What is hard to avoid and harder still to describe is how very visual a teacher’s professional life is. Students watch you. Managers observe you. The world keeps its eye on you. You spend lessons putting on a show. Teachers are entertainers and academics at one and the same time, jollying things along to keep the learners’ focus sharp and keep their interest up. You are there to be seen. Until you have taught, it is impossible to know quite how much the students see of you. The students’ eyes see it all. Mercilessly so, sometimes. We, by contrast, can be blind.

Sometimes, though, we watch it all unfold. We see one unable to resist being adored. And one who wants much more. Late evenings follow behind locked office doors. Then, predictably, the surreptitious attraction sours. Sense prevails. On one side, at least. And regret puts paid to passion. So we, the silent wide-eyed Chorus, watch her withdraw. We see him plead in return. But she does not turn. And then we see his rage. And his mighty sulk. Then comes scorn. It is all played out on the college stage. We watch him seek some semblance of power if that is all that is left for him to have. They do not know that we know. But we see it all. So they stand somehow naked before us all now, secrets exposed and inner selves sadly revealed. In technicolour tawdry detail.
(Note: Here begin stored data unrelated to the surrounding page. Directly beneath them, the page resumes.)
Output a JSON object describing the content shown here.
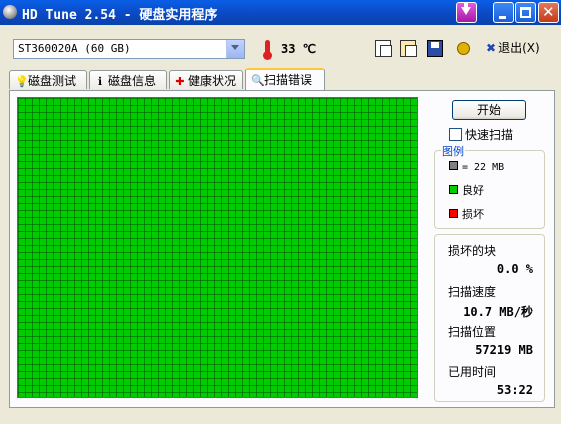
{
  "window": {
    "title": "HD Tune 2.54 - 硬盘实用程序"
  },
  "toolbar": {
    "drive": "ST360020A (60 GB)",
    "temperature": "33 ℃",
    "exit_label": "退出(X)"
  },
  "tabs": [
    {
      "label": "磁盘测试",
      "icon": "benchmark-icon"
    },
    {
      "label": "磁盘信息",
      "icon": "info-icon"
    },
    {
      "label": "健康状况",
      "icon": "health-icon"
    },
    {
      "label": "扫描错误",
      "icon": "search-icon",
      "active": true
    }
  ],
  "scan": {
    "start_label": "开始",
    "quick_scan_label": "快速扫描",
    "quick_scan_checked": false,
    "block_color_good": "#00cc00",
    "legend": {
      "title": "图例",
      "block_size": "= 22 MB",
      "good": "良好",
      "bad": "损坏"
    },
    "colors": {
      "block_size": "#808080",
      "good": "#00cc00",
      "bad": "#ff0000"
    }
  },
  "stats": {
    "bad_blocks_label": "损坏的块",
    "bad_blocks_value": "0.0 %",
    "speed_label": "扫描速度",
    "speed_value": "10.7 MB/秒",
    "position_label": "扫描位置",
    "position_value": "57219 MB",
    "elapsed_label": "已用时间",
    "elapsed_value": "53:22"
  }
}
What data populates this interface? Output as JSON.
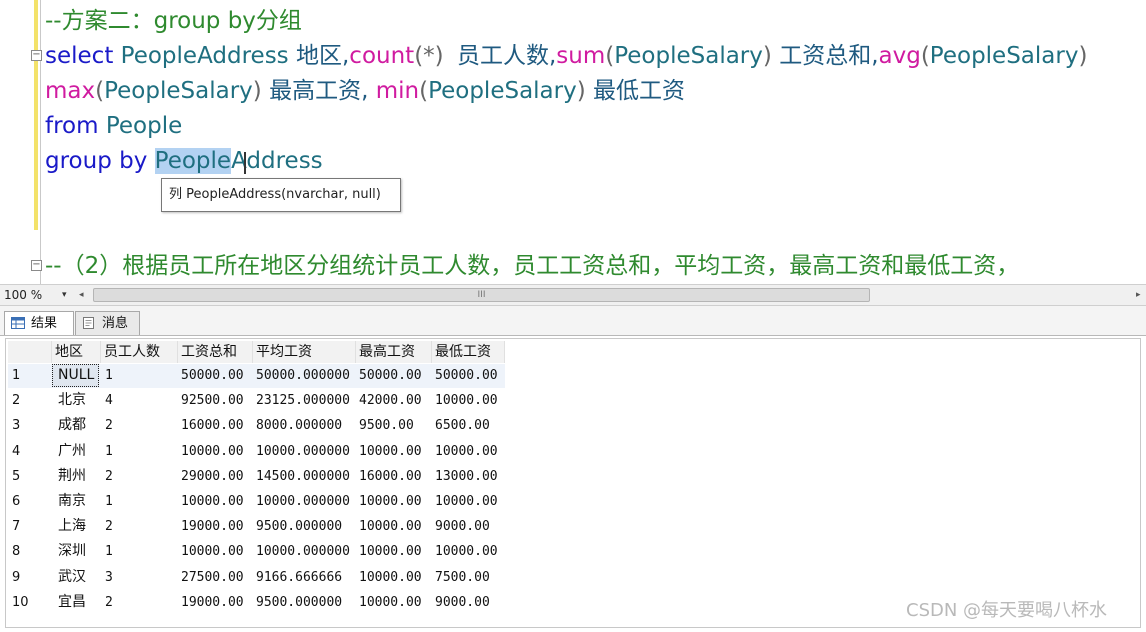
{
  "editor": {
    "comment_top": "--方案二：group by分组",
    "line1": {
      "select": "select",
      "col": "PeopleAddress",
      "alias1": "地区,",
      "count": "count",
      "count_arg": "(*)",
      "alias2": "员工人数,",
      "sum": "sum",
      "sum_open": "(",
      "sum_col": "PeopleSalary",
      "sum_close": ")",
      "alias3": "工资总和,",
      "avg": "avg",
      "avg_open": "(",
      "avg_col": "PeopleSalary",
      "avg_close": ")"
    },
    "line2": {
      "max": "max",
      "max_open": "(",
      "max_col": "PeopleSalary",
      "max_close": ")",
      "alias4": "最高工资,",
      "min": "min",
      "min_open": "(",
      "min_col": "PeopleSalary",
      "min_close": ")",
      "alias5": "最低工资"
    },
    "line3": {
      "from": "from",
      "table": "People"
    },
    "line4": {
      "group_by": "group by",
      "col_selected": "People",
      "col_rest": "Address"
    },
    "tooltip": "列 PeopleAddress(nvarchar, null)",
    "comment_bottom": "--（2）根据员工所在地区分组统计员工人数，员工工资总和，平均工资，最高工资和最低工资，",
    "fold_minus": "−"
  },
  "statusbar": {
    "zoom": "100 %",
    "zoom_arrow": "▾",
    "left_arrow": "◂",
    "right_arrow": "▸",
    "grip": "III"
  },
  "tabs": {
    "results": "结果",
    "messages": "消息"
  },
  "grid": {
    "columns": [
      "地区",
      "员工人数",
      "工资总和",
      "平均工资",
      "最高工资",
      "最低工资"
    ],
    "rows": [
      {
        "n": "1",
        "region": "NULL",
        "count": "1",
        "sum": "50000.00",
        "avg": "50000.000000",
        "max": "50000.00",
        "min": "50000.00"
      },
      {
        "n": "2",
        "region": "北京",
        "count": "4",
        "sum": "92500.00",
        "avg": "23125.000000",
        "max": "42000.00",
        "min": "10000.00"
      },
      {
        "n": "3",
        "region": "成都",
        "count": "2",
        "sum": "16000.00",
        "avg": "8000.000000",
        "max": "9500.00",
        "min": "6500.00"
      },
      {
        "n": "4",
        "region": "广州",
        "count": "1",
        "sum": "10000.00",
        "avg": "10000.000000",
        "max": "10000.00",
        "min": "10000.00"
      },
      {
        "n": "5",
        "region": "荆州",
        "count": "2",
        "sum": "29000.00",
        "avg": "14500.000000",
        "max": "16000.00",
        "min": "13000.00"
      },
      {
        "n": "6",
        "region": "南京",
        "count": "1",
        "sum": "10000.00",
        "avg": "10000.000000",
        "max": "10000.00",
        "min": "10000.00"
      },
      {
        "n": "7",
        "region": "上海",
        "count": "2",
        "sum": "19000.00",
        "avg": "9500.000000",
        "max": "10000.00",
        "min": "9000.00"
      },
      {
        "n": "8",
        "region": "深圳",
        "count": "1",
        "sum": "10000.00",
        "avg": "10000.000000",
        "max": "10000.00",
        "min": "10000.00"
      },
      {
        "n": "9",
        "region": "武汉",
        "count": "3",
        "sum": "27500.00",
        "avg": "9166.666666",
        "max": "10000.00",
        "min": "7500.00"
      },
      {
        "n": "10",
        "region": "宜昌",
        "count": "2",
        "sum": "19000.00",
        "avg": "9500.000000",
        "max": "10000.00",
        "min": "9000.00"
      }
    ]
  },
  "watermark": "CSDN @每天要喝八杯水"
}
We silent members of the Chorus can see more which we don’t say, too. We can see through our windows up to the top floor where the lights in the support staff offices glow. We can see there the door of the head of HR. We can see where this might all lead. But what can a Chorus do when their warnings have not been heeded, when their song has not been heard? Then the Chorus becomes Cassandra. All that is left then is space, a vacuum. To be abhorred. That’s when tragedy stalks onto the stage and draws its dulled sword. When Fate steps into the scene. When Defeat is plucked from the jaws of short-lived Victory, Chaos severing Nike’s golden life-cord, and the one who was gifted by the gods with the chance to start again with an unaware wife who waits at home chooses instead the insane coup de grâce, the self-conflagration, the immolation of protest, the impotent bonfire of his own self-focused vanities. And we the silent Chorus turn away, afraid to see the children involved, at home and afraid as they watch their family fall.